Андреас разглядывал молодых людей, своих ровесников одного за другим. Он увидел, что вокруг их ртов уже образовались маленькие, не сразу заметные морщинки, прочерченные ранними приключениями, преждевременной нуждой и поспешным опытом. Он подумал, что все они, по сути, еще не знающие жизни, слишком юные, очертя голову ринулись в бой, проверяющий на прочность их тщеславие, и который оказался слишком суров для них. Они стискивали зубы: перед ними был символ борьбы – они его ненавидели, они его боялись, они его любили – речь шла о деньгах. Их глаза были прикрыты. Но пытливая тоска Андреаса даже в них пыталась прочесть то, чего они не хотели выдавать. Быть может, он надеялся извлечь из них что-то, своего рода тайну, своеобразный талисман, который потом мог бы помочь и ему, дал бы ему способность не сломиться в этой борьбе.
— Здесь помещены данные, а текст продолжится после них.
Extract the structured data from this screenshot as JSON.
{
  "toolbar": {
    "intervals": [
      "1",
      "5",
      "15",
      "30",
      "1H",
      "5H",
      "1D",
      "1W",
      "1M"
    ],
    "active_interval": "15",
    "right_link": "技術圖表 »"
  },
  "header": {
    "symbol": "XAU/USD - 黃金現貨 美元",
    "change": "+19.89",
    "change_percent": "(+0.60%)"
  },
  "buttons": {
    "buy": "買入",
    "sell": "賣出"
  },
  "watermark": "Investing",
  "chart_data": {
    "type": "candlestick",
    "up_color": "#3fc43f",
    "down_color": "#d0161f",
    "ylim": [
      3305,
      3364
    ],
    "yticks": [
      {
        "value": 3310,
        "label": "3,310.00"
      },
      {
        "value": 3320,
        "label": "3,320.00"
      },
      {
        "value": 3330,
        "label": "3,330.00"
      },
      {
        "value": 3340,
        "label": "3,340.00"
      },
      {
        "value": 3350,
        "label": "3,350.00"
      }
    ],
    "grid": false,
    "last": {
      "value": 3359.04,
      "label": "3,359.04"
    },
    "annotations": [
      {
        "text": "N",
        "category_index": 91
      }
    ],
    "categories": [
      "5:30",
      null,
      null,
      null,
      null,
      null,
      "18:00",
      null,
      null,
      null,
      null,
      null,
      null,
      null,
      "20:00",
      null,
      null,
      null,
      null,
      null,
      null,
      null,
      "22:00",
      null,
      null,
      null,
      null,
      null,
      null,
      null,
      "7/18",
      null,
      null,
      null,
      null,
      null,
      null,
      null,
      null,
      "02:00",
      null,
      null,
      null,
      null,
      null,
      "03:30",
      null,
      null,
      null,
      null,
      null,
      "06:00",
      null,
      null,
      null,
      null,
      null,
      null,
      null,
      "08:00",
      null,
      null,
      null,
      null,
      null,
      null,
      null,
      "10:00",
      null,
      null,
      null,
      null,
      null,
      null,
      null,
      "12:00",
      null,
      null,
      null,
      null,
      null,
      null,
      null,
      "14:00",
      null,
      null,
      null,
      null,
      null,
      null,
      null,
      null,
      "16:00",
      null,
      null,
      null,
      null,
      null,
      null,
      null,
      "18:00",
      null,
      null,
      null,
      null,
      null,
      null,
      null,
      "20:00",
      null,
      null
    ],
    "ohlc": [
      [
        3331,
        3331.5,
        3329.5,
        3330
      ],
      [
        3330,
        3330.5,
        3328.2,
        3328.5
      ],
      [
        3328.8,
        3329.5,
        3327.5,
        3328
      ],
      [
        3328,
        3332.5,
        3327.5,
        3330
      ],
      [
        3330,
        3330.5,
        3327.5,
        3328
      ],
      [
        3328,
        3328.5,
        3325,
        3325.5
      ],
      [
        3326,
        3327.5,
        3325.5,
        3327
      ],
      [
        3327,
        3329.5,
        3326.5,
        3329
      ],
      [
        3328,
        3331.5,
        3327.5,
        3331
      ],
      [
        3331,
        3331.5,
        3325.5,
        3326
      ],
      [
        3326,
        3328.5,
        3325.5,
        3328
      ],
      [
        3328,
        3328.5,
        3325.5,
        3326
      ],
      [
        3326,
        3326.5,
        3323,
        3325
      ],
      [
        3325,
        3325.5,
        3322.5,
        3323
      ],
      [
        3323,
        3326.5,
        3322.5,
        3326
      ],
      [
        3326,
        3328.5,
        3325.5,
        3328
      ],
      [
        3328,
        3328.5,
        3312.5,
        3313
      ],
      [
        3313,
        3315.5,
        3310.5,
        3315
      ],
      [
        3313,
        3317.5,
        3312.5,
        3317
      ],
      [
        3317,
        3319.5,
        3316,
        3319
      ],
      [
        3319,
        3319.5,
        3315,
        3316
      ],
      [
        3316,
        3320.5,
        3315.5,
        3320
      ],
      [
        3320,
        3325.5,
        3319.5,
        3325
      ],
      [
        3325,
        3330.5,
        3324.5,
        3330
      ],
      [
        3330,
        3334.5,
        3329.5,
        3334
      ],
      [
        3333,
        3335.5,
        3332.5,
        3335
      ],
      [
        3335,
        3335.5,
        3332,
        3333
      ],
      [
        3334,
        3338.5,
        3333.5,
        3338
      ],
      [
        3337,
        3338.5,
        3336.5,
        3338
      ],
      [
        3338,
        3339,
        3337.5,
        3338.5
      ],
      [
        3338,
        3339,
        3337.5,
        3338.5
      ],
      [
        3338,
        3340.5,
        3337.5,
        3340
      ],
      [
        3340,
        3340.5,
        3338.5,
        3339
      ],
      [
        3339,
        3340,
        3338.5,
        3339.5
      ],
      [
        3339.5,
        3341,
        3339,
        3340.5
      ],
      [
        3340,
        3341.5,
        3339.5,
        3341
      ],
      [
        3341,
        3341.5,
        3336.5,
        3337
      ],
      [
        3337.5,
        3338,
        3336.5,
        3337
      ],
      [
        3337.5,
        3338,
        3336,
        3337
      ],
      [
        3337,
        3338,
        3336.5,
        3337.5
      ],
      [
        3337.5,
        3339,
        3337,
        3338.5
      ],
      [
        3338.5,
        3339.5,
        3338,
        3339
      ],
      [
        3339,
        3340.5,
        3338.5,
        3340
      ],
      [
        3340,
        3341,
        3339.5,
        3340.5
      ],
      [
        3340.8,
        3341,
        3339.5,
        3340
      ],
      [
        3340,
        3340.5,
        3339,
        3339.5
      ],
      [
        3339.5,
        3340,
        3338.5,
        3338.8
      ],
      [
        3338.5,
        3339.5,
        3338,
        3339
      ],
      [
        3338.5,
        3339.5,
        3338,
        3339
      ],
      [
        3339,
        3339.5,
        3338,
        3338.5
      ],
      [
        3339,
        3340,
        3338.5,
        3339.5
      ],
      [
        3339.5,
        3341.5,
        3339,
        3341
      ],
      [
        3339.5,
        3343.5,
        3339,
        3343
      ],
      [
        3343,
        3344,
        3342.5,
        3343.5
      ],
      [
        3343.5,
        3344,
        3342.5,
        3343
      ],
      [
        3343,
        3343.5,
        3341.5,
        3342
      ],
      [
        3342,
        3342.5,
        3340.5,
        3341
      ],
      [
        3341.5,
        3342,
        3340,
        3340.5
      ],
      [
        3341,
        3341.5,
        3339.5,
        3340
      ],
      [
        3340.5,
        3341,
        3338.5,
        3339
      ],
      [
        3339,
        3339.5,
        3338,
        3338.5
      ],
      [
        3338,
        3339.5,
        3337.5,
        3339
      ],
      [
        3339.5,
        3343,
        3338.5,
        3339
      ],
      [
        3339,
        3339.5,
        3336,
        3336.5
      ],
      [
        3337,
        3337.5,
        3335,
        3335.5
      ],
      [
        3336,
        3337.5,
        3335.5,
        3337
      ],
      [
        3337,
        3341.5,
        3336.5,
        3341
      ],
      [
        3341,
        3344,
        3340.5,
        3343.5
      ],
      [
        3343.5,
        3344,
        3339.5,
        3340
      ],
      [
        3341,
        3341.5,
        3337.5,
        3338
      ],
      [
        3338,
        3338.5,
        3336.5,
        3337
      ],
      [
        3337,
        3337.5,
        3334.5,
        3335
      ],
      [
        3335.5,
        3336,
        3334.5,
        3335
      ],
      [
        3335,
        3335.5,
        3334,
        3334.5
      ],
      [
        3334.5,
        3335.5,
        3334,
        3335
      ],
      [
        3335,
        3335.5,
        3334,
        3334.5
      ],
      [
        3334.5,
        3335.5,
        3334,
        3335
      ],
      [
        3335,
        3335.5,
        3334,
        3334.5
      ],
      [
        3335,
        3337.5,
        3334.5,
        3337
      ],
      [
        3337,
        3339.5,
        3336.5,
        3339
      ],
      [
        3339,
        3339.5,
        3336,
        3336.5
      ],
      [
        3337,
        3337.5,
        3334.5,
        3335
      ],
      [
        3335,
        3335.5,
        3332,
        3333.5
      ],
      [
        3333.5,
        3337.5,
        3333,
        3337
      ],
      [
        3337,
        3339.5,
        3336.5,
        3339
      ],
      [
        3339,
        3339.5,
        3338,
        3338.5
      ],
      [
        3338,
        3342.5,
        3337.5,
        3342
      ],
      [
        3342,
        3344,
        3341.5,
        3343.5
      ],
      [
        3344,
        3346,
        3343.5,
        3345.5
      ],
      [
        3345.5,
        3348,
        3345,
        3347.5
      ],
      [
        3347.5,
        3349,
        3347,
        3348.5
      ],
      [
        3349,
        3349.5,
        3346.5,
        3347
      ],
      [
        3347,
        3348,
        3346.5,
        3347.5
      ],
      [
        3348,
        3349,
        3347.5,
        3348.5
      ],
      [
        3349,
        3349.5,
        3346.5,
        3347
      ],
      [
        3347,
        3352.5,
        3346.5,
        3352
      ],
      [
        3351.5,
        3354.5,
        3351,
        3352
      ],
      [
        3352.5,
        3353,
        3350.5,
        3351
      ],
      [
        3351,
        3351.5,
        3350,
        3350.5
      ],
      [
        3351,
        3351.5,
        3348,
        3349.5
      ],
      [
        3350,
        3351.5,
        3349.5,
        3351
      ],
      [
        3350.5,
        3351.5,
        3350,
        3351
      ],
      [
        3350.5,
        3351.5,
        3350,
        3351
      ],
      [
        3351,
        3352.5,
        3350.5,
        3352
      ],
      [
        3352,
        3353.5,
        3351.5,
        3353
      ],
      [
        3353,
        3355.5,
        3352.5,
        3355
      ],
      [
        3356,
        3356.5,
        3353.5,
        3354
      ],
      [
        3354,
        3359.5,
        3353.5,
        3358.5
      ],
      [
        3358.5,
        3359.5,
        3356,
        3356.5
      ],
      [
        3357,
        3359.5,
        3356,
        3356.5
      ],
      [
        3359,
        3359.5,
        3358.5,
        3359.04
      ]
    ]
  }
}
Он видел их всех.

Фрейлейн Лиза, спортивная, но пресыщенная оккультными знаниями, скромно потупила свой огненный взор. Но Андреас знал, что тесные и чудные догмы, подогревавшие этот взгляд, вовсе не были той тайной, что он стремился раскрыть. Фрейлейн Барбара, подавленная, кусала губу, как отруганный ребенок, который вдруг призадумался, – как же бездумно накрашены эти губы! Фрейлейн Франциска, пестрая и деловитая, прищурив глаза наблюдала. Паульхен, молочно-бледный, нервозно сжимал свои невесомые, надушенные руки.

Но потом разговор продолжился. Внезапно они заговорили о таких далеких и вопиющих вещах: обсуждали кровавые события в Китае. Одному толстому министру вспороли живот и заполнили его живыми крысами. Господи, как его пронзительный министерский вопль разнесся по всей стране! Хищники пожирали его изнутри. Барбара подбросила имя Карла Мая, красноречиво превознося его до небес. «Вот это – настоящее, – повторяла она вновь и вновь, – вот, где все начинается!»

Андреас размышлял над словами, когда-то услышанными, такими неуверенными и гордыми. «Вот наша молодость, – говорила одна девушка, – что же с ней? У нашей молодости нет никакого пафоса, – ее голос стоял у него в ушах. – Она трусливо отрекается от страдания и ничего не хочет знать о нем. Эх, какие простые пути, казалось, нашла она из этого хаоса...» Но эта девушка была на стороне своего отца, а он был героем, потому что самостоятельно познал великое и смог сотворить произведение.

Андреас сидел среди презирающих этот голос, он сидел, беспомощный и удрученный среди них и размышлял. Вот они, возможно, никогда не сотворят произведение. Может быть, этого и не нужно. Ведь у него дома тоже стоял плод его мучений и стараний, прикрытый тканью, как мертвец. Может быть, это удел уже появившихся детей – надвигающейся новой власти? Но Андреасу чудилось, что он скоро ощутит, после стольких мучительных раздумий, что что-то новое произойдет с этим поколением на земле.

«Взрослые» разговаривали на другом конце стола о литературе. Госпожа Майерштайн сообщила, что она поклонница Диккенса, но профессор Зонн уверял ее, что тот уже давно устарел. В итоге вдова сказала: «Как бы то ни было, а книги – это мое любимое блюдо», – над чем сама же и рассмеялась до приступа кашля. Профессор Зонн тоже смеялся. Смеялась и рахитичная Генриетта, что производило страшное впечатление, так горько она это делала, скривившись. Среди всеобщего смеха Андреас услышал воркующий голосок фрейлейн Лизы: «Христос – тот единственный случай, когда это преодоление...»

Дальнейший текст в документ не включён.